General information
- Location: 30 Lackawanna Avenue, Scranton, Pennsylvania 18503
- Coordinates: 41°24′37″N 75°40′17″W﻿ / ﻿41.41032°N 75.67135°W
- Line: Pocono Mainline
- Connections: County of Lackawanna Transit System Luzerne County Transportation Authority Amtrak Thruway Greyhound Lines Martz Trailways Trailways of New York Fullington Trailways

Construction
- Parking: Yes

Other information
- Station code: SRN (Amtrak)

History
- Opened: December 7, 2015 (buses only) Rail station proposed

Proposed services
| Preceding station | NJ Transit |  |  | Following station |
| Terminus |  | Lackawanna Cut-Off |  | Tobyhanna toward New York or Hoboken |

Location

= Lackawanna Transit Center =

Bus station in Scranton, Pennsylvania

Lackawanna Transit Center is the main bus station and a proposed train station in Scranton, Pennsylvania, operated by the County of Lackawanna Transit System (COLTS).

Opened in 2015, the transit center features an indoor waiting area, covered bus bays, a park-and-ride lot, and pick-up/drop-off lanes. As of 2021, it is served by COLTS, Luzerne County Transportation Authority (LCTA), Amtrak Thruway, Greyhound Lines, Martz Trailways, New York Trailways, and Fullington Trailways.

Located at the corner of Lackawanna and Cliff avenues in downtown Scranton, the transit center is close to Steamtown National Historic Site, the Electric City Trolley Museum, and the Marketplace at Steamtown. The site is also adjacent to the Pocono Mainline of the Delaware-Lackawanna Railroad, and is intended to accommodate proposed expansion of the bus station into an intermodal train and bus terminal with rail service to New York City via the Lackawanna Cut-Off.

==History==

A groundbreaking ceremony for the Lackawanna Transit Center took place on August 1, 2014. Plans for the project were said to have been "18 years in the making." A ribbon-cutting occurred on November 20, 2015, and the station first served buses on December 7. The total cost came to $12.5 million.
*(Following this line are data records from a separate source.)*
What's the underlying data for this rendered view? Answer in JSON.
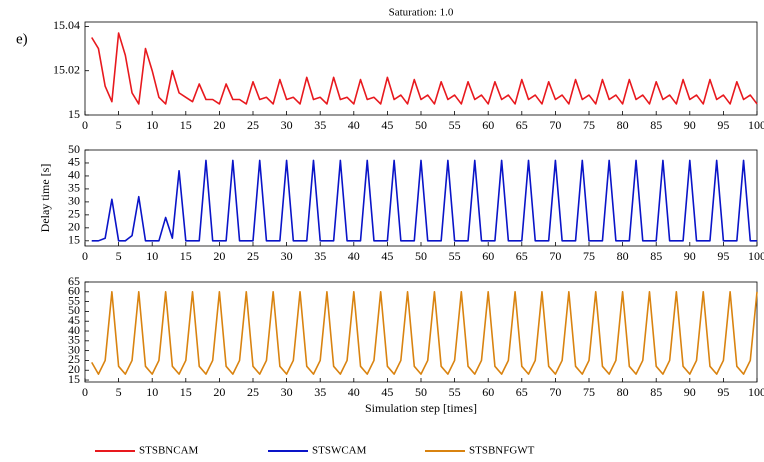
{
  "panel_label": "e)",
  "chart_data": [
    {
      "type": "line",
      "title": "Saturation: 1.0",
      "x": [
        1,
        2,
        3,
        4,
        5,
        6,
        7,
        8,
        9,
        10,
        11,
        12,
        13,
        14,
        15,
        16,
        17,
        18,
        19,
        20,
        21,
        22,
        23,
        24,
        25,
        26,
        27,
        28,
        29,
        30,
        31,
        32,
        33,
        34,
        35,
        36,
        37,
        38,
        39,
        40,
        41,
        42,
        43,
        44,
        45,
        46,
        47,
        48,
        49,
        50,
        51,
        52,
        53,
        54,
        55,
        56,
        57,
        58,
        59,
        60,
        61,
        62,
        63,
        64,
        65,
        66,
        67,
        68,
        69,
        70,
        71,
        72,
        73,
        74,
        75,
        76,
        77,
        78,
        79,
        80,
        81,
        82,
        83,
        84,
        85,
        86,
        87,
        88,
        89,
        90,
        91,
        92,
        93,
        94,
        95,
        96,
        97,
        98,
        99,
        100
      ],
      "series": [
        {
          "name": "STSBNCAM",
          "color": "#e8191e",
          "values": [
            15.035,
            15.03,
            15.013,
            15.006,
            15.037,
            15.027,
            15.01,
            15.005,
            15.03,
            15.02,
            15.008,
            15.005,
            15.02,
            15.01,
            15.008,
            15.006,
            15.014,
            15.007,
            15.007,
            15.005,
            15.014,
            15.007,
            15.007,
            15.005,
            15.015,
            15.007,
            15.008,
            15.005,
            15.016,
            15.007,
            15.008,
            15.005,
            15.017,
            15.007,
            15.008,
            15.005,
            15.017,
            15.007,
            15.008,
            15.005,
            15.016,
            15.007,
            15.008,
            15.005,
            15.017,
            15.007,
            15.009,
            15.005,
            15.016,
            15.007,
            15.009,
            15.005,
            15.015,
            15.007,
            15.009,
            15.005,
            15.015,
            15.007,
            15.009,
            15.005,
            15.015,
            15.007,
            15.009,
            15.005,
            15.016,
            15.007,
            15.009,
            15.005,
            15.015,
            15.007,
            15.009,
            15.005,
            15.016,
            15.007,
            15.009,
            15.005,
            15.016,
            15.007,
            15.009,
            15.005,
            15.016,
            15.007,
            15.009,
            15.005,
            15.015,
            15.007,
            15.009,
            15.005,
            15.016,
            15.007,
            15.009,
            15.005,
            15.016,
            15.007,
            15.009,
            15.005,
            15.015,
            15.007,
            15.009,
            15.005
          ]
        }
      ],
      "xlim": [
        0,
        100
      ],
      "xticks": [
        0,
        5,
        10,
        15,
        20,
        25,
        30,
        35,
        40,
        45,
        50,
        55,
        60,
        65,
        70,
        75,
        80,
        85,
        90,
        95,
        100
      ],
      "ylim": [
        15,
        15.042
      ],
      "yticks": [
        15,
        15.02,
        15.04
      ]
    },
    {
      "type": "line",
      "ylabel": "Delay time [s]",
      "x": [
        1,
        2,
        3,
        4,
        5,
        6,
        7,
        8,
        9,
        10,
        11,
        12,
        13,
        14,
        15,
        16,
        17,
        18,
        19,
        20,
        21,
        22,
        23,
        24,
        25,
        26,
        27,
        28,
        29,
        30,
        31,
        32,
        33,
        34,
        35,
        36,
        37,
        38,
        39,
        40,
        41,
        42,
        43,
        44,
        45,
        46,
        47,
        48,
        49,
        50,
        51,
        52,
        53,
        54,
        55,
        56,
        57,
        58,
        59,
        60,
        61,
        62,
        63,
        64,
        65,
        66,
        67,
        68,
        69,
        70,
        71,
        72,
        73,
        74,
        75,
        76,
        77,
        78,
        79,
        80,
        81,
        82,
        83,
        84,
        85,
        86,
        87,
        88,
        89,
        90,
        91,
        92,
        93,
        94,
        95,
        96,
        97,
        98,
        99,
        100
      ],
      "series": [
        {
          "name": "STSWCAM",
          "color": "#0a14c8",
          "values": [
            15,
            15,
            16,
            31,
            15,
            15,
            17,
            32,
            15,
            15,
            15,
            24,
            16,
            42,
            15,
            15,
            15,
            46,
            15,
            15,
            15,
            46,
            15,
            15,
            15,
            46,
            15,
            15,
            15,
            46,
            15,
            15,
            15,
            46,
            15,
            15,
            15,
            46,
            15,
            15,
            15,
            46,
            15,
            15,
            15,
            46,
            15,
            15,
            15,
            46,
            15,
            15,
            15,
            46,
            15,
            15,
            15,
            46,
            15,
            15,
            15,
            46,
            15,
            15,
            15,
            46,
            15,
            15,
            15,
            46,
            15,
            15,
            15,
            46,
            15,
            15,
            15,
            46,
            15,
            15,
            15,
            46,
            15,
            15,
            15,
            46,
            15,
            15,
            15,
            46,
            15,
            15,
            15,
            46,
            15,
            15,
            15,
            46,
            15,
            15
          ]
        }
      ],
      "xlim": [
        0,
        100
      ],
      "xticks": [
        0,
        5,
        10,
        15,
        20,
        25,
        30,
        35,
        40,
        45,
        50,
        55,
        60,
        65,
        70,
        75,
        80,
        85,
        90,
        95,
        100
      ],
      "ylim": [
        13,
        50
      ],
      "yticks": [
        15,
        20,
        25,
        30,
        35,
        40,
        45,
        50
      ]
    },
    {
      "type": "line",
      "xlabel": "Simulation step [times]",
      "x": [
        1,
        2,
        3,
        4,
        5,
        6,
        7,
        8,
        9,
        10,
        11,
        12,
        13,
        14,
        15,
        16,
        17,
        18,
        19,
        20,
        21,
        22,
        23,
        24,
        25,
        26,
        27,
        28,
        29,
        30,
        31,
        32,
        33,
        34,
        35,
        36,
        37,
        38,
        39,
        40,
        41,
        42,
        43,
        44,
        45,
        46,
        47,
        48,
        49,
        50,
        51,
        52,
        53,
        54,
        55,
        56,
        57,
        58,
        59,
        60,
        61,
        62,
        63,
        64,
        65,
        66,
        67,
        68,
        69,
        70,
        71,
        72,
        73,
        74,
        75,
        76,
        77,
        78,
        79,
        80,
        81,
        82,
        83,
        84,
        85,
        86,
        87,
        88,
        89,
        90,
        91,
        92,
        93,
        94,
        95,
        96,
        97,
        98,
        99,
        100
      ],
      "series": [
        {
          "name": "STSBNFGWT",
          "color": "#d98310",
          "values": [
            24,
            18,
            25,
            60,
            22,
            18,
            25,
            60,
            22,
            18,
            25,
            60,
            22,
            18,
            25,
            60,
            22,
            18,
            25,
            60,
            22,
            18,
            25,
            60,
            22,
            18,
            25,
            60,
            22,
            18,
            25,
            60,
            22,
            18,
            25,
            60,
            22,
            18,
            25,
            60,
            22,
            18,
            25,
            60,
            22,
            18,
            25,
            60,
            22,
            18,
            25,
            60,
            22,
            18,
            25,
            60,
            22,
            18,
            25,
            60,
            22,
            18,
            25,
            60,
            22,
            18,
            25,
            60,
            22,
            18,
            25,
            60,
            22,
            18,
            25,
            60,
            22,
            18,
            25,
            60,
            22,
            18,
            25,
            60,
            22,
            18,
            25,
            60,
            22,
            18,
            25,
            60,
            22,
            18,
            25,
            60,
            22,
            18,
            25,
            60
          ]
        }
      ],
      "xlim": [
        0,
        100
      ],
      "xticks": [
        0,
        5,
        10,
        15,
        20,
        25,
        30,
        35,
        40,
        45,
        50,
        55,
        60,
        65,
        70,
        75,
        80,
        85,
        90,
        95,
        100
      ],
      "ylim": [
        14,
        65
      ],
      "yticks": [
        15,
        20,
        25,
        30,
        35,
        40,
        45,
        50,
        55,
        60,
        65
      ]
    }
  ]
}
===Proposed train station===

From 1908 through 1970, passenger trains to Scranton used the Lackawanna Railroad's large station, now a Radisson hotel. The Lackawanna Cut-Off Restoration Project is an ongoing effort to revive passenger rail from New York to Scranton, with construction already underway on Phase I: an NJ Transit extension from Lake Hopatcong to Andover, New Jersey. The bus station was built on the site that had long been considered for Scranton's new train station. In spring 2021, Amtrak announced plans for a potential New York–Scranton route.